|Tag(s):||African-Americans, Agriculture, Economy|
|Course:||“Rise And Fall of the Slave South,” University of Virginia|
|Rating:||5 (4 votes)|
George Washington Carver joined Booker T. Washington and the faculty of the Tuskegee Institute. Here, he revolutionized agricultural development in the south in the early 20th century. Through his research in a response to a decline in the success of cotton farming, he discovered that it is better for farmers to diversify rather than relying solely on the cotton farming which weakened the soil and produced poor crops. Also, he did research in which he developed commercial uses for many products, including peanuts, sweet potatoes, cotton and pecans. The Birmingham Herald published his ideas and the finding that the deep cultivation of the soil' would be beneficial for farming; however, in the article George Washington Carver was given no recognition. But with these findings and his new position in the Tuskegee Institute, he encouraged farmers to follow this plan. The building of the new Slater-Armstrong Memorial Agriculture Building was underway shortly thereafter as a result of the expansion provided by Carver.

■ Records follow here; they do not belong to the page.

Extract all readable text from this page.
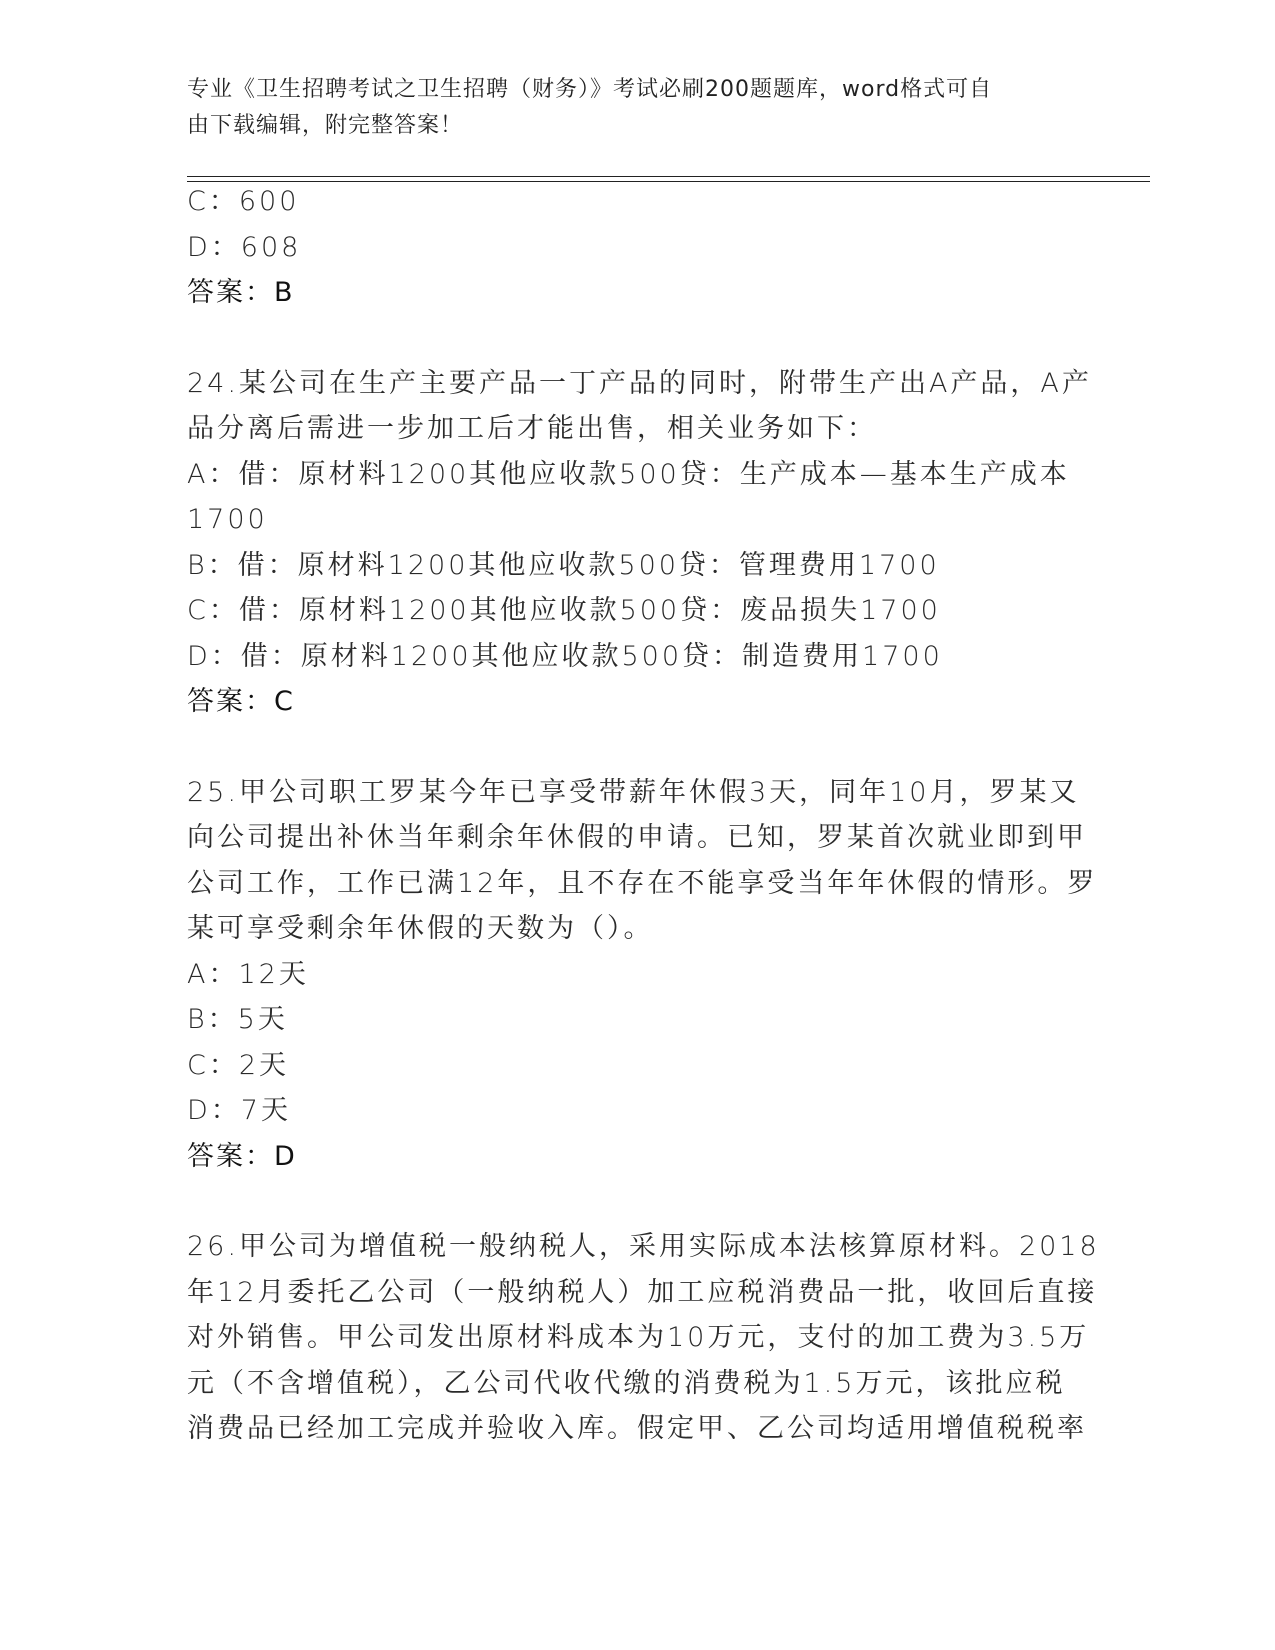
专业《卫生招聘考试之卫生招聘（财务）》考试必刷200题题库，word格式可自
由下载编辑，附完整答案！
C：600
D：608
答案：B
24.某公司在生产主要产品一丁产品的同时，附带生产出A产品，A产
品分离后需进一步加工后才能出售，相关业务如下：
A：借：原材料1200其他应收款500贷：生产成本—基本生产成本
1700
B：借：原材料1200其他应收款500贷：管理费用1700
C：借：原材料1200其他应收款500贷：废品损失1700
D：借：原材料1200其他应收款500贷：制造费用1700
答案：C
25.甲公司职工罗某今年已享受带薪年休假3天，同年10月，罗某又
向公司提出补休当年剩余年休假的申请。已知，罗某首次就业即到甲
公司工作，工作已满12年，且不存在不能享受当年年休假的情形。罗
某可享受剩余年休假的天数为（）。
A：12天
B：5天
C：2天
D：7天
答案：D
26.甲公司为增值税一般纳税人，采用实际成本法核算原材料。2018
年12月委托乙公司（一般纳税人）加工应税消费品一批，收回后直接
对外销售。甲公司发出原材料成本为10万元，支付的加工费为3.5万
元（不含增值税），乙公司代收代缴的消费税为1.5万元，该批应税
消费品已经加工完成并验收入库。假定甲、乙公司均适用增值税税率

Carvers' contribution fulfills the academic aims set out by all Tuskegee Institute schools: The crude stumbling, sightless plantation-boy who lives in the environment of Tuskegee for three or four years, departs with an address, an alertness, a resourcefulness, and above all, a spirit of service that announce an educated man.' The developments within the Tuskegee Institute which Carver brought about are in a response to the recognition that according to Booker T. Washington agriculture is fundamental' to the negro population.